Once famous and sought-after, this art, like many other art forms in Kashmir, is slowly dying as not many from the new generation in the valley are willing to ‘get their hands dirty’.

Kumar’s family has been into pottery for several years now, but he took upon himself to wade into a rather different territory and take up the mantle of reviving the glazed pottery – the art form lost to modernisation.

The art is slowly dying as not many from the new generation in the valley are willing to ‘get their hands dirty’. [Courtesy]

“We have been involved in pottery, but I took this art just to revive it. This art was there 70 years ago but it has almost died in Kashmir,” Kumar told PTI.

“Only one person knew this art. He is an 80-year-old who lives in Khanyar locality here. I thought this art would die after him. But, I will not allow that. All my family members are helping me. I have told them that even if we run into losses, we will not let the art die,” he said, adding, it took him about eight months to learn the ropes.
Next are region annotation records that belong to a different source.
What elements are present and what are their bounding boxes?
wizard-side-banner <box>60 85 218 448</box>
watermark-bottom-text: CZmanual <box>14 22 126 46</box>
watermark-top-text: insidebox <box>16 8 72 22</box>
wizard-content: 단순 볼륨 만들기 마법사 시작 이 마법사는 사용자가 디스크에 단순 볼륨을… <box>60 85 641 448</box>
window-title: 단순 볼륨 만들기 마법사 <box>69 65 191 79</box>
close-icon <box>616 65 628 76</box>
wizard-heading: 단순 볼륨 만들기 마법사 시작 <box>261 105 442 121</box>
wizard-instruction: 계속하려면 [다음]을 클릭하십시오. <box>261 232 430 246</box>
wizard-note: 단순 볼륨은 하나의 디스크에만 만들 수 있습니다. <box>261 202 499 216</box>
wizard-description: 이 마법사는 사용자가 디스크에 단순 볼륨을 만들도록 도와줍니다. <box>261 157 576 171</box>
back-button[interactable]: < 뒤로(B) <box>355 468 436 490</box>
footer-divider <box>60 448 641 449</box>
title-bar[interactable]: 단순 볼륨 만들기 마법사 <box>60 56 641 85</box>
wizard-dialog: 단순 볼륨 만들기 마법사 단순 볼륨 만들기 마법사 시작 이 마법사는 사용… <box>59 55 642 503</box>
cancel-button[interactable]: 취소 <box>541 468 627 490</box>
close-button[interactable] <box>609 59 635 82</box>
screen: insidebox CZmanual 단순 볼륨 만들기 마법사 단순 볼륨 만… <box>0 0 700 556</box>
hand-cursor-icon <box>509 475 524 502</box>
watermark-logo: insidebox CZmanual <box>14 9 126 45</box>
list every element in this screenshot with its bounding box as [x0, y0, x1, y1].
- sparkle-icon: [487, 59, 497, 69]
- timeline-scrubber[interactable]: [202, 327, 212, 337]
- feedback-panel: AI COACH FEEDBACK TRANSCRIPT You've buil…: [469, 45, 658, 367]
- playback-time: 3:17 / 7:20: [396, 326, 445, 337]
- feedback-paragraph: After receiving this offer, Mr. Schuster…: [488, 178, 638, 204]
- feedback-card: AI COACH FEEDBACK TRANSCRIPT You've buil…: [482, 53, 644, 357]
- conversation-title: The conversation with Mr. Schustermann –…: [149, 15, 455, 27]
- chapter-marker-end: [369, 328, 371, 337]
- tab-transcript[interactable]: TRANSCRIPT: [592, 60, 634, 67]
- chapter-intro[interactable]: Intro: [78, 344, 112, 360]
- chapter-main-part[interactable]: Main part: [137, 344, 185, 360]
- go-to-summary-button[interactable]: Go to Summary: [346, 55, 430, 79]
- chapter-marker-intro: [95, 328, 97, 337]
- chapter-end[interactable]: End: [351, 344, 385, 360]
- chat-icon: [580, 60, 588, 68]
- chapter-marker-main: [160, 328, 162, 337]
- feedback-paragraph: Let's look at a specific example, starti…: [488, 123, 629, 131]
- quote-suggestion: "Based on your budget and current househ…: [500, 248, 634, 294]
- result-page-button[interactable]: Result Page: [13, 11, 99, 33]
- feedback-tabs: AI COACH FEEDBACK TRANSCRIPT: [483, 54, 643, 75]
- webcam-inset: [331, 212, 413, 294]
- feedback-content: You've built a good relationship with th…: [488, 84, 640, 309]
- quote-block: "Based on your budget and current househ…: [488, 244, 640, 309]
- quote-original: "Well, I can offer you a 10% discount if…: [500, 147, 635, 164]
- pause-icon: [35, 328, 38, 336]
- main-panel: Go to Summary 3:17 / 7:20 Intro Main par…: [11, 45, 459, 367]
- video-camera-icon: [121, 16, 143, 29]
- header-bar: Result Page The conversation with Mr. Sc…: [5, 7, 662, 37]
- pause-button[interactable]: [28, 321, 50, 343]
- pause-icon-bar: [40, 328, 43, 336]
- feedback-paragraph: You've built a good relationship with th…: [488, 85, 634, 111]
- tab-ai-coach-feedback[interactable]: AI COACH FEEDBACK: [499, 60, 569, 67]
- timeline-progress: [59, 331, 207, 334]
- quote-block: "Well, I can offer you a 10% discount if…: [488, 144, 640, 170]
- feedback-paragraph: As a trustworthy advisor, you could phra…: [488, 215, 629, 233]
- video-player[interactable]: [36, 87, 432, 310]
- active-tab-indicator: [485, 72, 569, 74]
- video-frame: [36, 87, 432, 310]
Kumar manufactures various items, including decorative ones, and prepares the glazed colour himself. He uses waste glass, lead in used battery cells and powdered waste copper metal in his craft.

“I am the only one in Kashmir who is doing it. I have got offers from Bengaluru who want to market it internationally, but I cannot do it all by myself,” he said.

He said the customers are delighted to see the finished products and the feedback has been wonderful.

Kumar said a social media post by the popular ‘Kral Koor’ – the pottery girl of Kashmir – as Saima Shafi is known as, has helped generate a lot of goodwill. Kumar also teaches the art to seven students at a centre set up by Jammu and Kashmir’s Department of Handicrafts. While he said its director Mehmood Shah has helped him a lot, he believes there should be more support.